Because there never has been a federal higher education system, the growth of new American colleges and universities over the centuries has been uneven. The reason for their placement on a map was somewhat random, and often political. In the 1960s, for instance, Ohio’s governor, James Rhodes, promised a college within 30 miles of every resident. Such pledges, of course, often increased inefficiency more than access to higher education.
The problem now is that if you look at a map of American colleges and universities, many of them are clustered in the Northeast and upper Midwest, when most of the young college-going population lives in the South and West. It’s why several colleges, both public and private, in the Northeast and Midwest are struggling financially and are desperate to fill their seats every fall, while many in the West don’t have enough room for all the qualified students who want to come.
[Loyal alumni make it extremely difficult to close a college. Just ask Sweet Briar]
Now is the time for the federal government to exert a role in this non-federal system. The forthcoming renewal of the Higher Education Act, which governs federal student aid programs, is a perfect opportunity to do so. What we need is a federal commission similar to those that have been tasked with closing military bases over the years.
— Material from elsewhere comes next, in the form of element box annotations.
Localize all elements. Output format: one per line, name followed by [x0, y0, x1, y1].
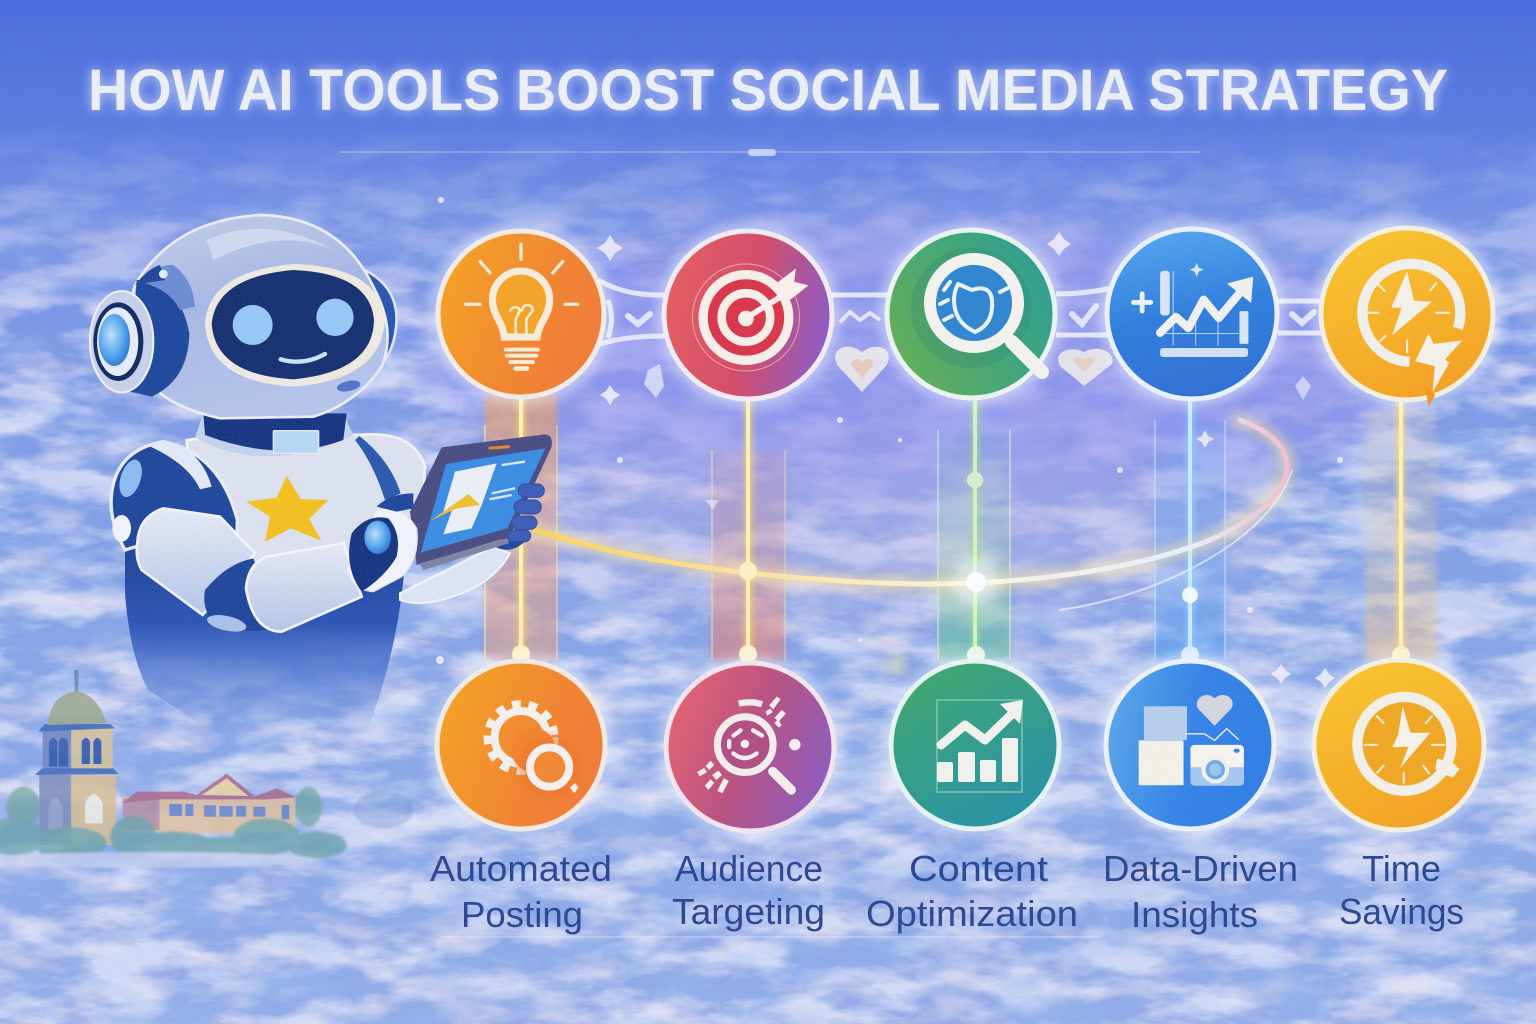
card: time savings top icon: [1313, 220, 1501, 408]
building: [122, 773, 296, 833]
column connectors: [484, 395, 1437, 664]
icon: blocks heart camera: [1139, 695, 1244, 786]
robot forearm: [246, 543, 362, 632]
card: content optimization: [883, 653, 1067, 837]
icon: rising line chart: [1134, 263, 1253, 357]
trees front: [0, 792, 413, 868]
card: automated posting: [429, 653, 613, 837]
icon: light bulb: [466, 244, 578, 369]
label: audience targeting: Targeting: [672, 891, 825, 932]
icon: clock with lightning: [1362, 264, 1462, 407]
robot torso: [187, 433, 425, 563]
label: time savings: [1339, 848, 1464, 932]
label: automated posting: Posting: [461, 894, 583, 935]
robot far arm: [400, 533, 527, 603]
label: time savings: Time: [1362, 848, 1441, 889]
robot hand and wrist: [347, 493, 417, 592]
label: audience targeting: [672, 848, 825, 932]
connector: automated posting: [484, 395, 558, 663]
label: content optimization: [866, 848, 1078, 934]
connector: audience targeting: [711, 395, 786, 663]
link: posting to targeting: [598, 280, 665, 344]
card: data-driven insights: [1098, 653, 1282, 837]
icon: magnifier with data fragments: [697, 696, 801, 793]
icon: stopwatch with bolt: [1357, 697, 1460, 791]
label: data-driven insights: Insights: [1131, 894, 1258, 935]
trees back: [7, 787, 322, 827]
tower: [35, 670, 118, 845]
robot fingers: [507, 484, 544, 542]
card: time savings: [1306, 652, 1492, 838]
link: insights to time savings: [1278, 301, 1322, 333]
label: content optimization: Optimization: [866, 893, 1078, 934]
title: HOW AI TOOLS BOOST SOCIAL MEDIA STRATEGY: [88, 58, 1448, 123]
icon: bar chart with arrow: [937, 700, 1023, 792]
robot ear disc: [90, 291, 153, 392]
label: time savings: Savings: [1339, 891, 1464, 932]
robot lower body: [125, 533, 405, 733]
robot tablet: [410, 434, 552, 570]
label: automated posting: Automated: [430, 848, 612, 889]
robot neck: [195, 413, 353, 456]
robot visor: [205, 264, 385, 387]
robot shoulder: [111, 442, 237, 550]
title: HOW AI TOOLS BOOST SOCIAL MEDIA STRATEGY: [88, 58, 1448, 123]
robot mascot: [90, 215, 552, 733]
labels: [430, 848, 1464, 935]
decorative hearts: [835, 347, 1113, 392]
icon: gears: [488, 705, 582, 799]
connector: time savings: [1365, 395, 1437, 664]
label: content optimization: Content: [909, 848, 1048, 889]
scene: bell tower and school building: [0, 670, 413, 868]
robot left ear band: [130, 280, 189, 397]
link: targeting to optimization: [830, 295, 888, 322]
connector: data-driven insights: [1154, 395, 1226, 664]
card: data-driven insights top icon: [1099, 221, 1285, 407]
sparkles: [436, 197, 1343, 688]
icon: magnifier with shield bug: [930, 259, 1042, 372]
card: audience targeting: [658, 655, 842, 839]
robot helmet: [130, 215, 388, 418]
link: optimization to insights: [1056, 288, 1112, 335]
robot upper arm: [137, 508, 280, 635]
label: audience targeting: Audience: [675, 848, 823, 889]
card: automated posting top icon: [429, 222, 613, 406]
robot right ear: [363, 271, 397, 363]
label: data-driven insights: Data-Driven: [1103, 848, 1298, 889]
connector: content optimization: [937, 395, 1011, 664]
glowing orbit arc: [530, 420, 1292, 610]
label: data-driven insights: [1103, 848, 1298, 935]
robot star: [246, 476, 328, 542]
card: content optimization top icon: [879, 222, 1063, 406]
icon: target and arrow: [692, 264, 808, 371]
label: automated posting: [430, 848, 612, 935]
card: audience targeting top icon: [656, 223, 840, 407]
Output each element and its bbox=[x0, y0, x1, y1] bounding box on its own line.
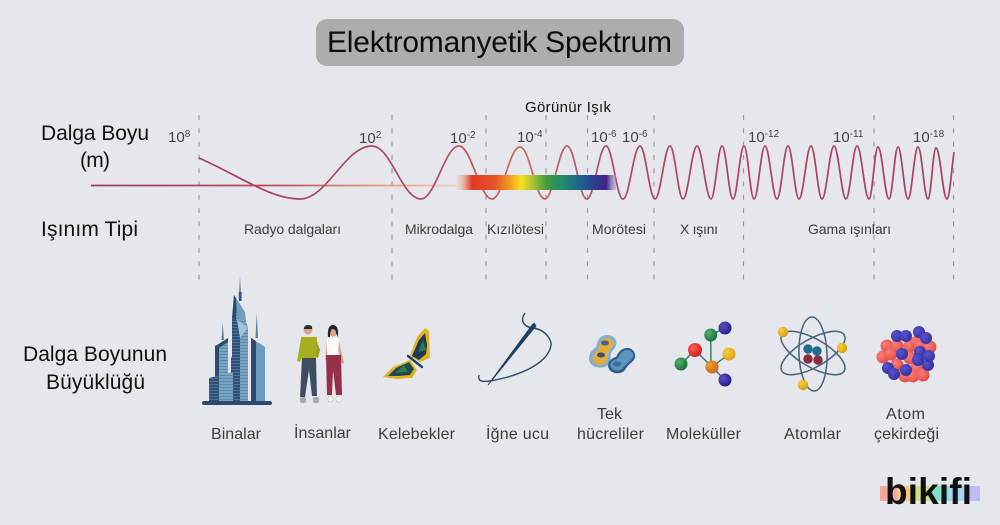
wavelength scale labels: -4 bbox=[534, 129, 543, 140]
size category labels: İğne ucu bbox=[486, 424, 549, 443]
wavelength scale labels: 10 bbox=[359, 130, 376, 147]
wavelength scale labels: 2 bbox=[376, 130, 382, 141]
wavelength scale labels: 10 bbox=[748, 129, 765, 146]
icon: people bbox=[297, 325, 344, 403]
title bbox=[316, 19, 684, 66]
wavelength scale labels bbox=[168, 129, 945, 147]
radiation type labels bbox=[244, 221, 891, 237]
logo: bikifi: bikifi bbox=[885, 471, 972, 512]
wavelength scale labels: 10 bbox=[833, 129, 850, 146]
heading: Dalga Boyunun Büyüklüğü: Büyüklüğü bbox=[46, 371, 145, 394]
wavelength scale labels: -2 bbox=[467, 130, 476, 141]
wavelength scale labels: -11 bbox=[850, 129, 864, 140]
size category labels bbox=[211, 406, 939, 443]
axis line bbox=[91, 184, 456, 186]
visible spectrum band bbox=[456, 175, 616, 190]
wavelength scale labels: 10 bbox=[517, 129, 534, 146]
radiation type labels: Morötesi bbox=[592, 221, 646, 237]
radiation type labels: Kızılötesi bbox=[487, 221, 544, 237]
radiation type labels: X ışını bbox=[680, 221, 718, 237]
icon: atom bbox=[775, 317, 851, 391]
wavelength scale labels: 10 bbox=[591, 129, 608, 146]
wavelength scale labels: 10 bbox=[450, 130, 467, 147]
wavelength scale labels: 8 bbox=[185, 129, 191, 140]
wavelength scale labels: -6 bbox=[608, 129, 617, 140]
wavelength scale labels: -6 bbox=[639, 129, 648, 140]
size category labels: çekirdeği bbox=[874, 426, 939, 443]
heading: Dalga Boyu (m): (m) bbox=[80, 149, 110, 172]
heading: Işınım Tipi: Işınım Tipi bbox=[41, 218, 138, 241]
size category labels: Atom bbox=[886, 406, 925, 423]
radiation type labels: Mikrodalga bbox=[405, 221, 473, 237]
heading: Dalga Boyu (m) bbox=[41, 122, 149, 172]
icon: single-cell organisms bbox=[589, 335, 635, 373]
title: Elektromanyetik Spektrum bbox=[327, 26, 672, 59]
icon: atomic nucleus bbox=[876, 326, 936, 382]
heading: Dalga Boyunun Büyüklüğü bbox=[23, 343, 167, 394]
heading: Dalga Boyunun Büyüklüğü: Dalga Boyunun bbox=[23, 343, 167, 366]
size category labels: Atomlar bbox=[784, 426, 842, 443]
visible light label: Görünür Işık bbox=[525, 99, 612, 116]
icon: needle and thread bbox=[479, 313, 551, 385]
wavelength scale labels: -12 bbox=[765, 129, 780, 140]
icon: butterfly bbox=[383, 328, 430, 379]
wavelength scale labels: 10 bbox=[622, 129, 639, 146]
electromagnetic wave bbox=[199, 146, 954, 199]
size category labels: hücreliler bbox=[577, 426, 645, 443]
wavelength scale labels: 10 bbox=[168, 129, 185, 146]
size category labels: İnsanlar bbox=[294, 423, 352, 442]
wavelength scale labels: -18 bbox=[930, 129, 945, 140]
size category labels: Moleküller bbox=[666, 426, 742, 443]
radiation type labels: Radyo dalgaları bbox=[244, 221, 341, 237]
size category labels: Tek bbox=[597, 406, 623, 423]
wavelength scale labels: 10 bbox=[913, 129, 930, 146]
size category labels: Binalar bbox=[211, 426, 262, 443]
icon: buildings bbox=[202, 276, 272, 405]
size category labels: Kelebekler bbox=[378, 426, 456, 443]
radiation type labels: Gama ışınları bbox=[808, 221, 891, 237]
heading: Dalga Boyu (m): Dalga Boyu bbox=[41, 122, 149, 145]
icon: molecule bbox=[674, 322, 736, 386]
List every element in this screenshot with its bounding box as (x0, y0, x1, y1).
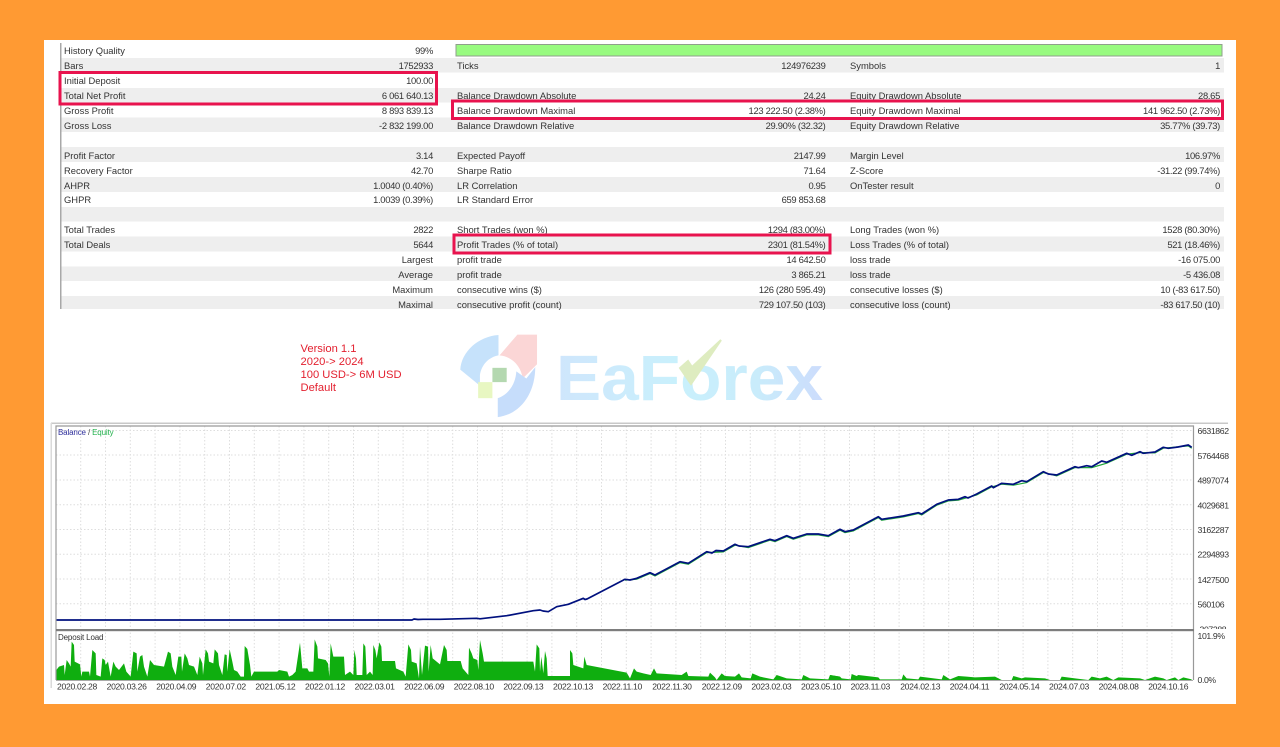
y axis labels: 6631862 (1198, 426, 1229, 436)
column 3: equity and losses: 106.97% (1185, 150, 1220, 161)
column 3: equity and losses: consecutive losses ($) (850, 284, 943, 295)
x axis date labels: 2022.11.10 (603, 682, 642, 692)
highlight: drawdown maximal (452, 101, 1222, 118)
column 1: account stats: 100.00 (406, 75, 433, 86)
column 3: equity and losses: 1 (1215, 60, 1220, 71)
logo watermark: EaForex (460, 335, 823, 417)
logo wordmark: EaForex (556, 342, 823, 414)
column 1: account stats: Maximal (398, 299, 433, 310)
column 3: equity and losses: -16 075.00 (1178, 254, 1220, 265)
column 3: equity and losses: Equity Drawdown Maximal (850, 105, 960, 116)
column 1: account stats: Profit Factor (64, 150, 115, 161)
version note: Version 1.1 (300, 343, 356, 355)
equity line (625, 446, 1192, 580)
column 3: equity and losses: OnTester result (850, 180, 914, 191)
column 3: equity and losses: Symbols (850, 60, 886, 71)
y axis labels: 101.9% (1198, 631, 1225, 641)
column 1: account stats: Total Net Profit (64, 90, 126, 101)
column 1: account stats: 8 893 839.13 (382, 105, 433, 116)
column 1: account stats: Total Trades (64, 224, 115, 235)
column 1: account stats: History Quality (64, 45, 125, 56)
column 2: drawdown and trades: 123 222.50 (2.38%) (749, 105, 826, 116)
x axis date labels: 2024.02.13 (900, 682, 941, 692)
x axis date labels: 2024.07.03 (1049, 682, 1090, 692)
column 2: drawdown and trades: consecutive profit (count) (457, 299, 562, 310)
column 2: drawdown and trades: 126 (280 595.49) (759, 284, 826, 295)
x axis date labels: 2022.06.09 (404, 682, 445, 692)
column 1: account stats: 3.14 (416, 150, 433, 161)
x axis date labels: 2024.08.08 (1099, 682, 1139, 692)
column 3: equity and losses: 1528 (80.30%) (1162, 224, 1220, 235)
column 2: drawdown and trades: Expected Payoff (457, 150, 525, 161)
grid (56, 426, 1193, 680)
x axis date labels: 2022.11.30 (652, 682, 692, 692)
column 2: drawdown and trades: 0.95 (808, 180, 826, 191)
column 3: equity and losses: consecutive loss (count) (850, 299, 951, 310)
column 1: account stats: Recovery Factor (64, 165, 133, 176)
column 2: drawdown and trades: 2301 (81.54%) (768, 239, 826, 250)
column 3: equity and losses: 35.77% (39.73) (1160, 120, 1220, 131)
balance line (56, 445, 1192, 620)
column 3: equity and losses: -5 436.08 (1183, 269, 1220, 280)
column 2: drawdown and trades: 3 865.21 (791, 269, 826, 280)
deposit load histogram (56, 639, 1192, 680)
column 3: equity and losses: 10 (-83 617.50) (1160, 284, 1220, 295)
x axis date labels: 2023.05.10 (801, 682, 842, 692)
column 1: account stats: 5644 (413, 239, 433, 250)
x axis date labels: 2023.11.03 (851, 682, 890, 692)
column 3: equity and losses: loss trade (850, 254, 891, 265)
column 2: drawdown and trades: 29.90% (32.32) (766, 120, 826, 131)
column 3: equity and losses: -31.22 (99.74%) (1157, 165, 1220, 176)
column 1: account stats (64, 45, 433, 310)
column 1: account stats: 1752933 (399, 60, 433, 71)
version note (300, 343, 402, 394)
x axis date labels: 2024.10.16 (1148, 682, 1189, 692)
history quality bar (456, 44, 1222, 56)
x axis date labels: 2020.07.02 (206, 682, 246, 692)
y axis labels: 5764468 (1198, 451, 1229, 461)
column 2: drawdown and trades: 1294 (83.00%) (768, 224, 826, 235)
highlight: profit trades (454, 235, 830, 253)
chart panel (50, 422, 1229, 692)
x axis date labels: 2022.03.01 (355, 682, 395, 692)
column 2: drawdown and trades: consecutive wins ($) (457, 284, 542, 295)
x axis date labels: 2022.09.13 (503, 682, 544, 692)
column 1: account stats: 42.70 (411, 165, 433, 176)
column 1: account stats: 1.0040 (0.40%) (373, 180, 433, 191)
column 3: equity and losses: 28.65 (1198, 90, 1220, 101)
column 2: drawdown and trades: 2147.99 (794, 150, 826, 161)
column 2: drawdown and trades: 729 107.50 (103) (759, 299, 826, 310)
y axis labels: 0.0% (1198, 675, 1216, 685)
column 1: account stats: Total Deals (64, 239, 111, 250)
column 3: equity and losses: loss trade (850, 269, 891, 280)
y axis labels: 560106 (1198, 600, 1225, 610)
column 1: account stats: 99% (415, 45, 433, 56)
column 2: drawdown and trades: Sharpe Ratio (457, 165, 512, 176)
y axis labels: 3162287 (1198, 525, 1229, 535)
x axis date labels: 2020.04.09 (156, 682, 197, 692)
column 1: account stats: Average (398, 269, 433, 280)
column 1: account stats: 6 061 640.13 (382, 90, 433, 101)
x axis date labels: 2022.12.09 (702, 682, 742, 692)
column 1: account stats: Largest (402, 254, 433, 265)
column 2: drawdown and trades: 659 853.68 (782, 194, 826, 205)
column 2: drawdown and trades: LR Standard Error (457, 194, 533, 205)
column 1: account stats: Gross Loss (64, 120, 112, 131)
column 1: account stats: Gross Profit (64, 105, 114, 116)
chart borders (56, 426, 1194, 680)
column 1: account stats: 2822 (413, 224, 433, 235)
column 1: account stats: AHPR (64, 180, 90, 191)
column 3: equity and losses: 141 962.50 (2.73%) (1143, 105, 1220, 116)
x axis date labels: 2021.05.12 (255, 682, 296, 692)
column 1: account stats: Maximum (392, 284, 433, 295)
column 2: drawdown and trades: Balance Drawdown Relative (457, 120, 574, 131)
column 3: equity and losses: Equity Drawdown Absolute (850, 90, 962, 101)
column 3: equity and losses (850, 60, 1220, 310)
deposit load label: Deposit Load (58, 633, 103, 642)
x axis date labels: 2024.05.14 (999, 682, 1040, 692)
column 3: equity and losses: 0 (1215, 180, 1220, 191)
y axis labels (1197, 426, 1229, 685)
column 2: drawdown and trades: Short Trades (won %) (457, 224, 548, 235)
column 2: drawdown and trades (457, 60, 826, 310)
version note: 2020-> 2024 (300, 356, 364, 368)
x axis date labels: 2023.02.03 (751, 682, 792, 692)
column 3: equity and losses: Equity Drawdown Relative (850, 120, 959, 131)
column 1: account stats: GHPR (64, 194, 91, 205)
column 2: drawdown and trades: 71.64 (804, 165, 826, 176)
column 3: equity and losses: -83 617.50 (10) (1160, 299, 1220, 310)
logo mark (460, 335, 537, 417)
column 2: drawdown and trades: Profit Trades (% of total) (457, 239, 558, 250)
y axis labels: 2294893 (1198, 550, 1229, 560)
x axis date labels: 2022.08.10 (454, 682, 494, 692)
column 2: drawdown and trades: Balance Drawdown Absolute (457, 90, 576, 101)
column 1: account stats: -2 832 199.00 (379, 120, 433, 131)
column 3: equity and losses: Long Trades (won %) (850, 224, 939, 235)
column 2: drawdown and trades: 24.24 (804, 90, 826, 101)
y axis labels: -307288 (1197, 624, 1227, 634)
column 1: account stats: 1.0039 (0.39%) (373, 194, 433, 205)
column 1: account stats: Initial Deposit (64, 75, 121, 86)
version note: Default (300, 382, 337, 394)
column 1: account stats: Bars (64, 60, 84, 71)
y axis labels: 4897074 (1198, 476, 1229, 486)
x axis date labels: 2020.03.26 (107, 682, 147, 692)
logo check mark (680, 340, 721, 384)
x axis date labels: 2022.10.13 (553, 682, 594, 692)
column 2: drawdown and trades: Ticks (457, 60, 479, 71)
column 3: equity and losses: 521 (18.46%) (1167, 239, 1220, 250)
y axis labels: 1427500 (1198, 575, 1229, 585)
column 2: drawdown and trades: profit trade (457, 254, 502, 265)
x axis date labels: 2024.04.11 (950, 682, 990, 692)
legend: balance and equity: Balance / Equity (58, 428, 114, 437)
statistics table (60, 43, 1224, 310)
column 2: drawdown and trades: 124976239 (781, 60, 826, 71)
column 3: equity and losses: Z-Score (850, 165, 883, 176)
column 3: equity and losses: Loss Trades (% of total) (850, 239, 949, 250)
x axis date labels: 2022.01.12 (305, 682, 346, 692)
x axis date labels (57, 682, 1189, 692)
column 3: equity and losses: Margin Level (850, 150, 904, 161)
column 2: drawdown and trades: 14 642.50 (786, 254, 826, 265)
y axis labels: 4029681 (1198, 500, 1229, 510)
column 2: drawdown and trades: Balance Drawdown Maximal (457, 105, 575, 116)
highlight: deposit and net profit (60, 72, 436, 104)
column 2: drawdown and trades: LR Correlation (457, 180, 517, 191)
column 2: drawdown and trades: profit trade (457, 269, 502, 280)
version note: 100 USD-> 6M USD (300, 369, 402, 381)
x axis date labels: 2020.02.28 (57, 682, 98, 692)
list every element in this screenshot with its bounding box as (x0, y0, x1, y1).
In the case of higher education, this commission wouldn’t just recommend colleges for closure, but it also could identify where mergers or alliances could produce the best solution for clusters of struggling institutions.
The federal government has a huge stake in this game. It spends about $165 billion annually on higher education in grants, loans, and tax credits, while the states spend about $74 billion in direct appropriations. Given that government subsides account for close to 90 percent of revenues at some colleges when you add up grants, loans, and research funds, the federal government certainly should have a big say in how that money is spentnationwide.
“In the absence of a government subsidy, most colleges could not fill up their seats,” Ronald Ehrenberg, a higher-education economist and professor at Cornell University, told me.
Yet the states mostly control what happens to institutions in their backyards, both public and private. A few states have been proactive on this front. The university system in Georgia has approved six campus mergers in recent years, a response to declining state appropriations for higher education. But most states, like Pennsylvania, Maine, and West Virginia, have largely punted on the issue, leaving them with a patchwork of public and private colleges in the face of aging demographics and shrinking financial resources.
Closures remain very rare in higher education because alumni don’t want a college to lose its identity (witness Sweet Briar) and lawmakers don’t want to be known as the politician that shuttered a major employer in town.
But in some cases, mergers and deep academic alliances — which would allow colleges to share faculty — could stave off actual closure and make the resulting institution stronger in the long run because of its bigger size. We already have examples of alliances in higher education with athletic conferences, and on the academic side, the University Innovation Alliance, a group of 11 public research universities. And such collaborations are no longer limited to colleges in close proximity because of advances in technology.
Any time I drive in the Northeast, I’m always struck by the number of signs along the highway for a nearby college. The diversity of the American “system” — from two-year community colleges to four-year research universities — is one of the features that other countries want to copy.
Only by looking at the future of U.S. colleges and universities through the wide lens of the nation as a whole will we ensure that diversity remains, but we don’t need a college at every exit along the highway anymore.